Why Businesses Fail in the First Year

Thousands of businesses fail in the first year due to avoidable reasons.  Large number survives an additional year before closing their doors.
Low capital enterprise are least hit because recapitalization is relatively easy. However mid-range businesses need to turn a profit to remain in business. The profit usually goes into re-investment, transportation, supplies, staff wages and utility bills.
1. Learn from Others
Any business you wish to start has competitors. To succeed study your competitors business model and learn from them. Study the business format, staff strength, service or product. Look for ways to improve on their technique to stand chance at success.
2. Why do they fail?
There are many reasons businesses fail in the first year. Most become bankrupt or fail due to inexperience.

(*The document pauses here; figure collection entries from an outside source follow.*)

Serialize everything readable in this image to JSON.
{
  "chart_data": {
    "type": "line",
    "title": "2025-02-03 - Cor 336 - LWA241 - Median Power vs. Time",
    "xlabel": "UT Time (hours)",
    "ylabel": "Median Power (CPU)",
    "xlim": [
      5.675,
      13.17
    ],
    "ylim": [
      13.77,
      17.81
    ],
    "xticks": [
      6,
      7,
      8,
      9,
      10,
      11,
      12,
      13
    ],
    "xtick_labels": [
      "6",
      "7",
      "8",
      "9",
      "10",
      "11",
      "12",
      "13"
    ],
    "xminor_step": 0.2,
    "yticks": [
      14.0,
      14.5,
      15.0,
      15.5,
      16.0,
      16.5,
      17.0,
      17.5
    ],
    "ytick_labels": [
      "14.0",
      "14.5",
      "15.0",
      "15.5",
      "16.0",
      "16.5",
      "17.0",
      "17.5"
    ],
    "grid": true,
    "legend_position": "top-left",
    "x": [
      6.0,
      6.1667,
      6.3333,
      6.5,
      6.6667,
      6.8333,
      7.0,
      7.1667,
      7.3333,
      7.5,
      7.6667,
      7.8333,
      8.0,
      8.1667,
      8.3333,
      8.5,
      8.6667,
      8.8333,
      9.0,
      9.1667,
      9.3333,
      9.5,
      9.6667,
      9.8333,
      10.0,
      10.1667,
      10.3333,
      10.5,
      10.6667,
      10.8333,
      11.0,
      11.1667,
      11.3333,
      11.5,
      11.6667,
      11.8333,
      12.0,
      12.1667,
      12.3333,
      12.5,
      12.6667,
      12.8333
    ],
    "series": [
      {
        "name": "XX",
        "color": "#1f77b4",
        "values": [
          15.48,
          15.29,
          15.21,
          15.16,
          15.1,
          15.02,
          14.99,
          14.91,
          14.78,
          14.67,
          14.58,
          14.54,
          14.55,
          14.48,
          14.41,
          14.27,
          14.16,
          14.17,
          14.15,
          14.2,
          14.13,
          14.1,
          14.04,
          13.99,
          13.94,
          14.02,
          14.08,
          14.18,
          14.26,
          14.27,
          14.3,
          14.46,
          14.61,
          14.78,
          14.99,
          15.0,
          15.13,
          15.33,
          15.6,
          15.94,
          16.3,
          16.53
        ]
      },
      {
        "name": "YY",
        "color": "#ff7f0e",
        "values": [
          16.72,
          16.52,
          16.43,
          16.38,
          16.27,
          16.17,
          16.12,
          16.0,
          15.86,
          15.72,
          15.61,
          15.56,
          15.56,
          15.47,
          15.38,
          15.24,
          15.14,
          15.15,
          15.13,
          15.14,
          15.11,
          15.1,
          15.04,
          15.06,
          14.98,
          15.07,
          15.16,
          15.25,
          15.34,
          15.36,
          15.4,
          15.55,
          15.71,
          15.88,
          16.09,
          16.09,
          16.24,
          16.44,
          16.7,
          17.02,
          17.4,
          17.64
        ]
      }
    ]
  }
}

Others are poor business structure and inadequate knowledge of the industry they operate. Another key pointer is poor planning, un-qualified staff and competition from established brands.
How to Avoid Business Failure
3. Write a Business Plan
Any investor looking to start business should write a business plan. The plan should cover every aspect of the business. It should have goals, business structure, qualified staff and ideal location. Other considerations are funding, sourcing products and branding.
4. Carry out Feasibility Study
The next step is to carry out feasibility study. Then conduct a comprehensive market research. The market research should focus on customer needs and preferences. Find the product and gain a good market for your products or services.
5. Funding
 Major factor to the liquidation of business is funding. Every businessman grapples with funding. Without adequate funding the business will not grow and would remain stagnant.
You need money to cover the working capital or you are sunk. You could seek bank loans to boost your company or increase inventory. Make sure the loans attract low interest rates and are long termed.
6. Plan for Growth
The mistake new entrepreneurs do is starting the business without a view for growth. Plan for future growth and make adequate provisions.
This could include extra office space, large warehouse, aggressive advertisement and increased production. Other ways is to seek partnership or sell shares to prospective investors.
7. Always Have an Exit Strategy
It is important you plan for growth or have an exist strategy. Along the line you might decide to change business or develop new interests.
An exit strategy would minimize the financial implication and reduce liabilities. An exit strategy should only be implemented early in the business.